Teori harapan didasarkan pada kenyataan bahwa kehadiran kebutuhan aktif bukanlah satu-satunya kondisi yang diperlukan memotivasi seseorang untuk mencapai tujuan tertentu. Seseorang juga harus berharap bahwa perilaku yang dipilihnya benar-benar akan membawa pada kepuasan atau perolehan apa yang diinginkannya. Dengan demikian, ekspektasi dapat dipandang sebagai penilaian individu terhadap kemungkinan terjadinya suatu peristiwa tertentu, misalnya, sebagian besar mahasiswa dengan tepat berharap bahwa keberhasilan menyelesaikan kuliah akan memungkinkan mereka mendapatkan pekerjaan yang baik dan, dengan bekerja keras, mereka akan dapat maju. dalam karir mereka.

1. Harapan akan hasil yang diinginkan dari usaha tambahan yang dikeluarkan (biaya – hasil).
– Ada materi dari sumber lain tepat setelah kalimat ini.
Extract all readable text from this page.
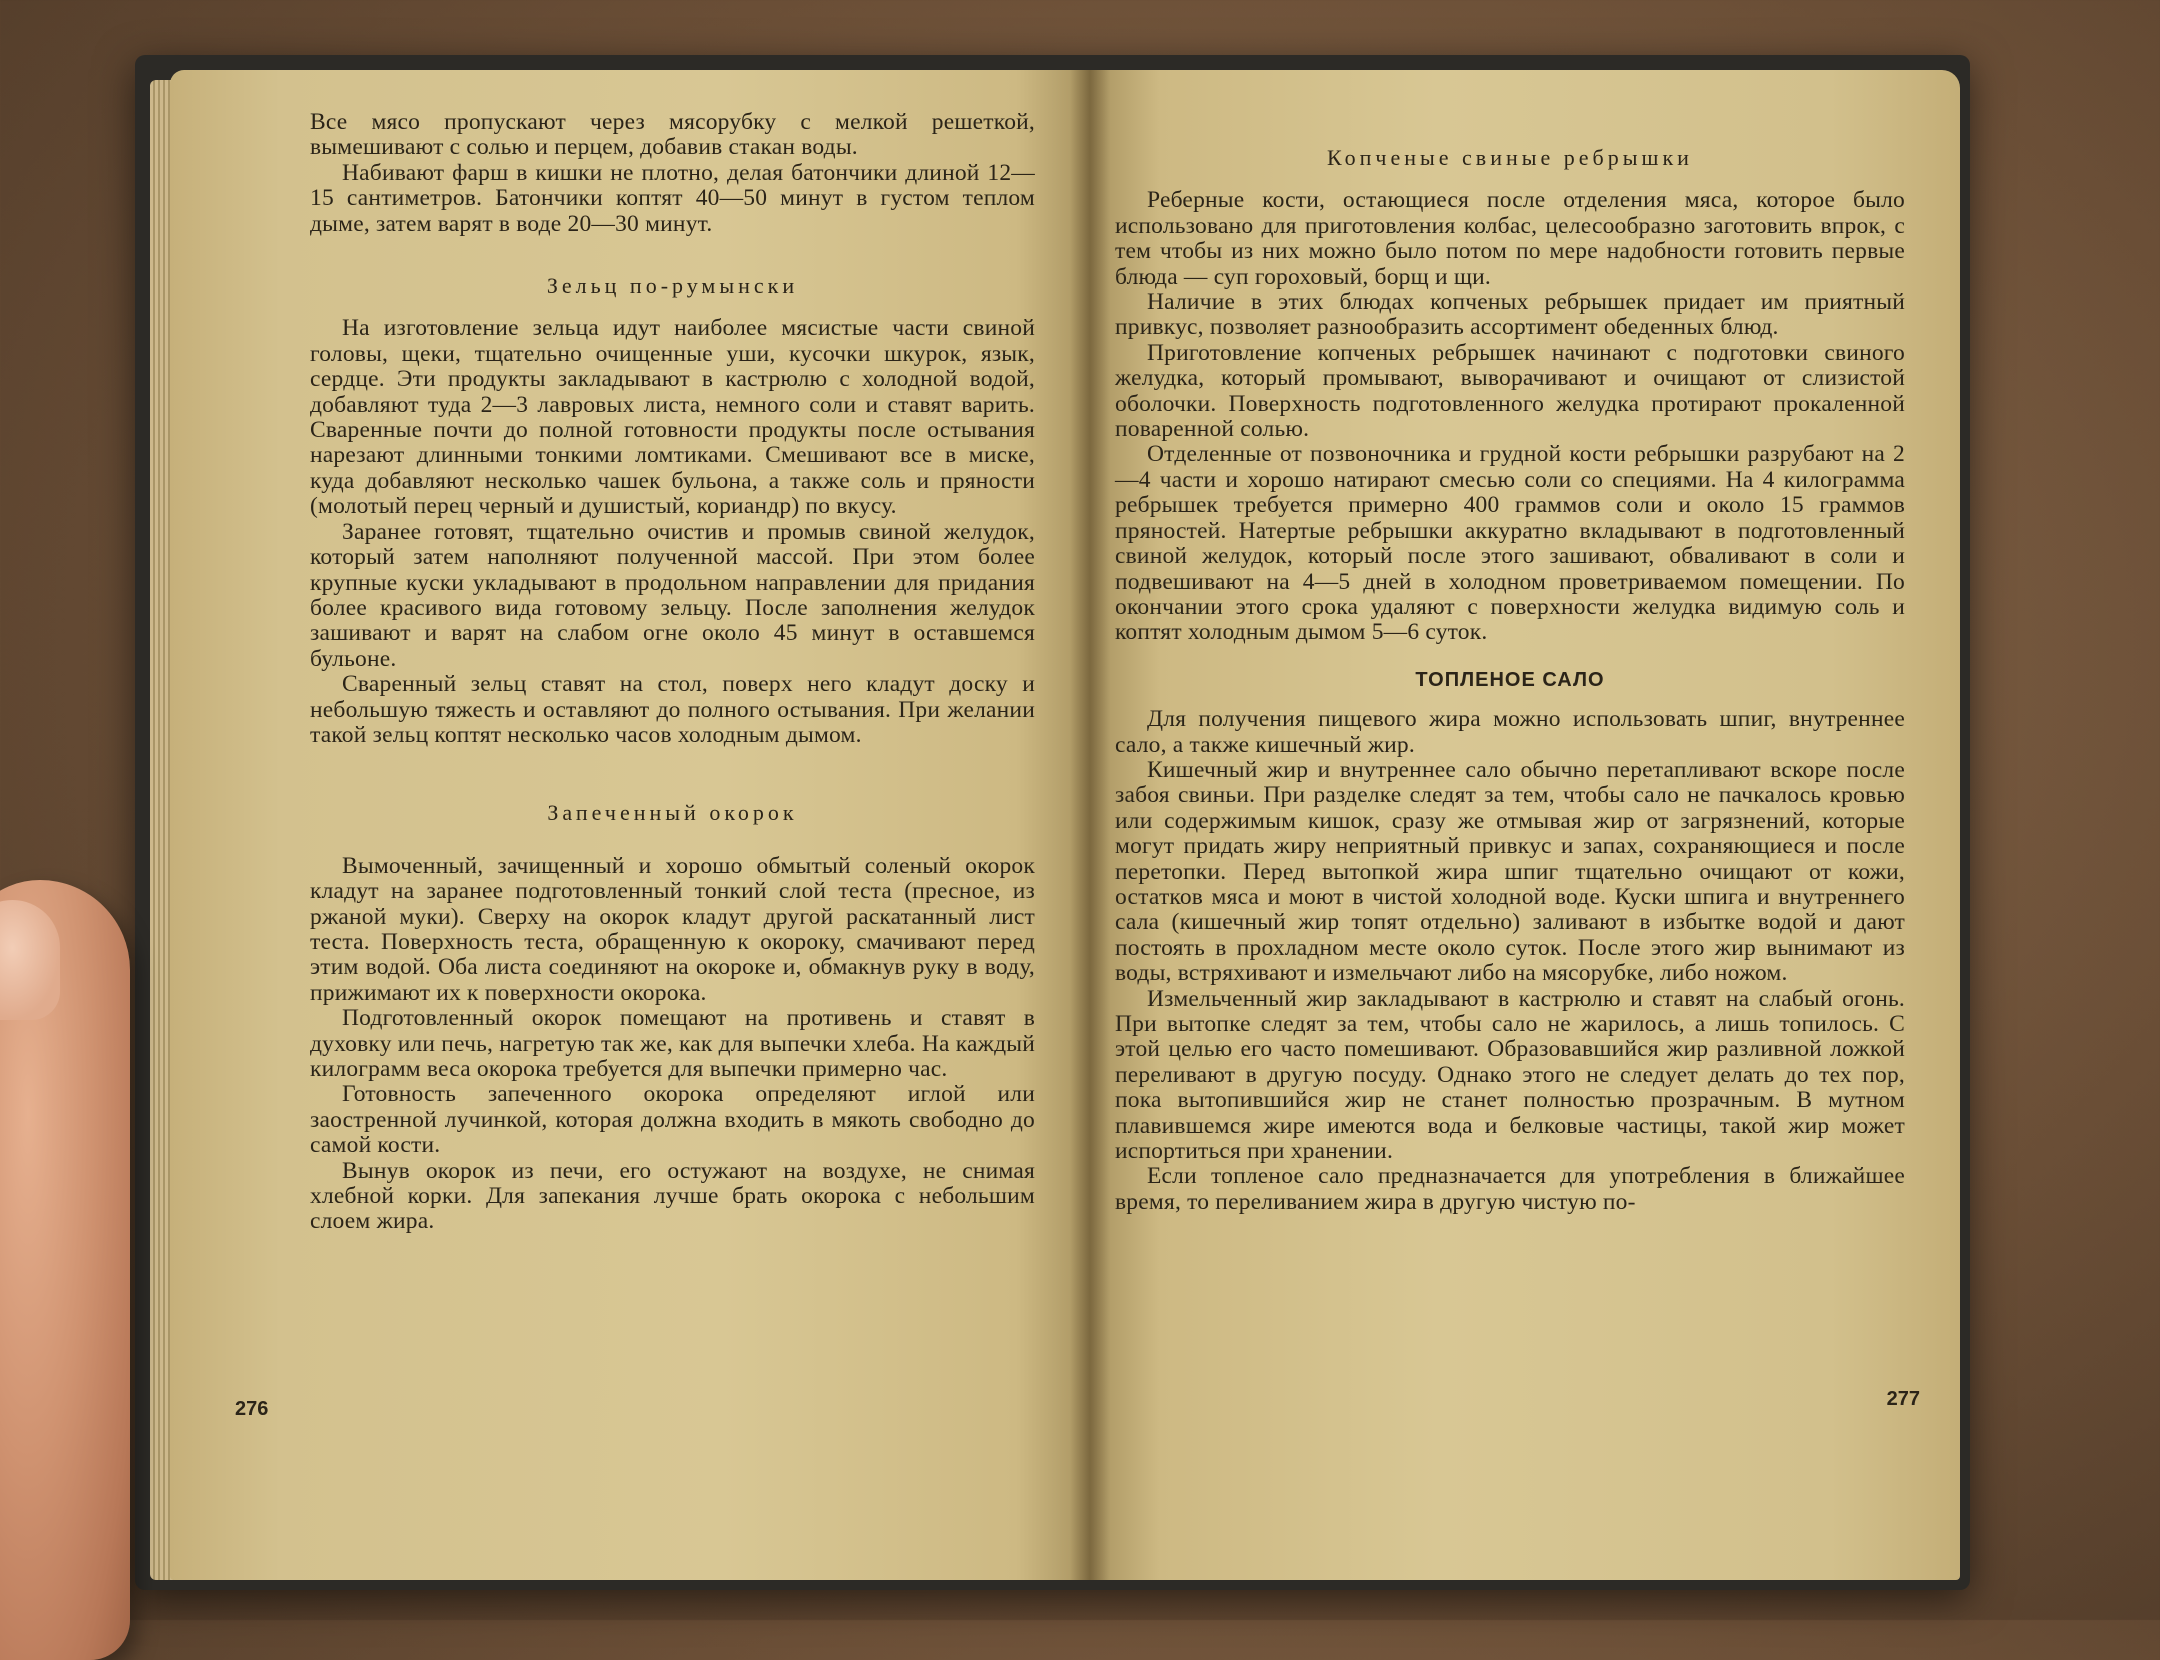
Все мясо пропускают через мясорубку с мелкой решеткой, вымешивают с солью и перцем, добавив стакан воды.

Набивают фарш в кишки не плотно, делая батончики длиной 12—15 сантиметров. Батончики коптят 40—50 минут в густом теплом дыме, затем варят в воде 20—30 минут.

Зельц по-румынски

На изготовление зельца идут наиболее мясистые части свиной головы, щеки, тщательно очищенные уши, кусочки шкурок, язык, сердце. Эти продукты закладывают в кастрюлю с холодной водой, добавляют туда 2—3 лавровых листа, немного соли и ставят варить. Сваренные почти до полной готовности продукты после остывания нарезают длинными тонкими ломтиками. Смешивают все в миске, куда добавляют несколько чашек бульона, а также соль и пряности (молотый перец черный и душистый, кориандр) по вкусу.

Заранее готовят, тщательно очистив и промыв свиной желудок, который затем наполняют полученной массой. При этом более крупные куски укладывают в продольном направлении для придания более красивого вида готовому зельцу. После заполнения желудок зашивают и варят на слабом огне около 45 минут в оставшемся бульоне.

Сваренный зельц ставят на стол, поверх него кладут доску и небольшую тяжесть и оставляют до полного остывания. При желании такой зельц коптят несколько часов холодным дымом.

Запеченный окорок

Вымоченный, зачищенный и хорошо обмытый соленый окорок кладут на заранее подготовленный тонкий слой теста (пресное, из ржаной муки). Сверху на окорок кладут другой раскатанный лист теста. Поверхность теста, обращенную к окороку, смачивают перед этим водой. Оба листа соединяют на окороке и, обмакнув руку в воду, прижимают их к поверхности окорока.

Подготовленный окорок помещают на противень и ставят в духовку или печь, нагретую так же, как для выпечки хлеба. На каждый килограмм веса окорока требуется для выпечки примерно час.

Готовность запеченного окорока определяют иглой или заостренной лучинкой, которая должна входить в мякоть свободно до самой кости.

Вынув окорок из печи, его остужают на воздухе, не снимая хлебной корки. Для запекания лучше брать окорока с небольшим слоем жира.

276
Копченые свиные ребрышки

Реберные кости, остающиеся после отделения мяса, которое было использовано для приготовления колбас, целесообразно заготовить впрок, с тем чтобы из них можно было потом по мере надобности готовить первые блюда — суп гороховый, борщ и щи.

Наличие в этих блюдах копченых ребрышек придает им приятный привкус, позволяет разнообразить ассортимент обеденных блюд.

Приготовление копченых ребрышек начинают с подготовки свиного желудка, который промывают, выворачивают и очищают от слизистой оболочки. Поверхность подготовленного желудка протирают прокаленной поваренной солью.

Отделенные от позвоночника и грудной кости ребрышки разрубают на 2—4 части и хорошо натирают смесью соли со специями. На 4 килограмма ребрышек требуется примерно 400 граммов соли и около 15 граммов пряностей. Натертые ребрышки аккуратно вкладывают в подготовленный свиной желудок, который после этого зашивают, обваливают в соли и подвешивают на 4—5 дней в холодном проветриваемом помещении. По окончании этого срока удаляют с поверхности желудка видимую соль и коптят холодным дымом 5—6 суток.

ТОПЛЕНОЕ САЛО

Для получения пищевого жира можно использовать шпиг, внутреннее сало, а также кишечный жир.

Кишечный жир и внутреннее сало обычно перетапливают вскоре после забоя свиньи. При разделке следят за тем, чтобы сало не пачкалось кровью или содержимым кишок, сразу же отмывая жир от загрязнений, которые могут придать жиру неприятный привкус и запах, сохраняющиеся и после перетопки. Перед вытопкой жира шпиг тщательно очищают от кожи, остатков мяса и моют в чистой холодной воде. Куски шпига и внутреннего сала (кишечный жир топят отдельно) заливают в избытке водой и дают постоять в прохладном месте около суток. После этого жир вынимают из воды, встряхивают и измельчают либо на мясорубке, либо ножом.

Измельченный жир закладывают в кастрюлю и ставят на слабый огонь. При вытопке следят за тем, чтобы сало не жарилось, а лишь топилось. С этой целью его часто помешивают. Образовавшийся жир разливной ложкой переливают в другую посуду. Однако этого не следует делать до тех пор, пока вытопившийся жир не станет полностью прозрачным. В мутном плавившемся жире имеются вода и белковые частицы, такой жир может испортиться при хранении.

Если топленое сало предназначается для употребления в ближайшее время, то переливанием жира в другую чистую по-

277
Misalnya, seorang tenaga penjualan mungkin berharap jika dia menelepon 10 orang lebih banyak dari biasanya dalam seminggu, penjualan akan meningkat sebesar 15%. Seorang manajer dapat berharap bahwa jika dia melakukan upaya ekstra dan menulis laporan triwulanan tepat waktu, dia akan menerima pujian yang tinggi atas kinerjanya. Seorang pekerja pabrik dapat berharap bahwa jika ia menghasilkan produk berkualitas tinggi dengan sedikit limbah bahan baku, maka ia akan mendapatkan promosi jabatan.

Tentu saja, dalam semua contoh di atas, orang mungkin tidak berharap bahwa upaya ekstra mereka akan membuahkan hasil yang diinginkan. Menurut teori ekspektasi, jika karyawan merasa tidak ada hubungan langsung antara usaha yang dikeluarkan dan hasil yang dicapai, maka motivasi melemah. Hubungan biaya-manfaat mungkin tidak ada karena karyawan tersebut memiliki harga diri yang buruk, persiapan atau pelatihan yang buruk, atau karena karyawan tersebut tidak diberi wewenang yang cukup untuk melakukan tugas tersebut.
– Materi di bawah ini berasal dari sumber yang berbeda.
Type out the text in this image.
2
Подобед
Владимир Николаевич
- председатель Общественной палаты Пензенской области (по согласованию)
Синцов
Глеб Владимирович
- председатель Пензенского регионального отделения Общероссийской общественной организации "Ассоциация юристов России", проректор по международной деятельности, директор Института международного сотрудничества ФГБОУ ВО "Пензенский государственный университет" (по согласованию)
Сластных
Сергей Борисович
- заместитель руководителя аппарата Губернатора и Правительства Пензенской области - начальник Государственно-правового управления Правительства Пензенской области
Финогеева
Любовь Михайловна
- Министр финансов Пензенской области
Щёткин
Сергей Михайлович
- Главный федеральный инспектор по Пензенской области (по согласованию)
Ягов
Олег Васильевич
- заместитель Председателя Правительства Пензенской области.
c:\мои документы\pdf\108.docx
2. Harapan imbalan atas hasil yang diperoleh (result – reward).

Melanjutkan melihat contoh yang diberikan, kami mencatat bahwa dengan peningkatan volume penjualan sebesar 15%, agen penjualan dapat mengharapkan untuk menerima persentase bonus tertentu. Seorang manajer dapat berharap bahwa, sebagai hasil dari usahanya, kinerjanya akan sangat dihargai oleh manajemen, dia akan menerima promosi, dan dia akan mendapatkan keuntungan dan hak istimewa yang terkait. Seorang pekerja dapat berharap dengan naik pangkatnya ia akan menerima gaji yang lebih tinggi atau menjadi mandor.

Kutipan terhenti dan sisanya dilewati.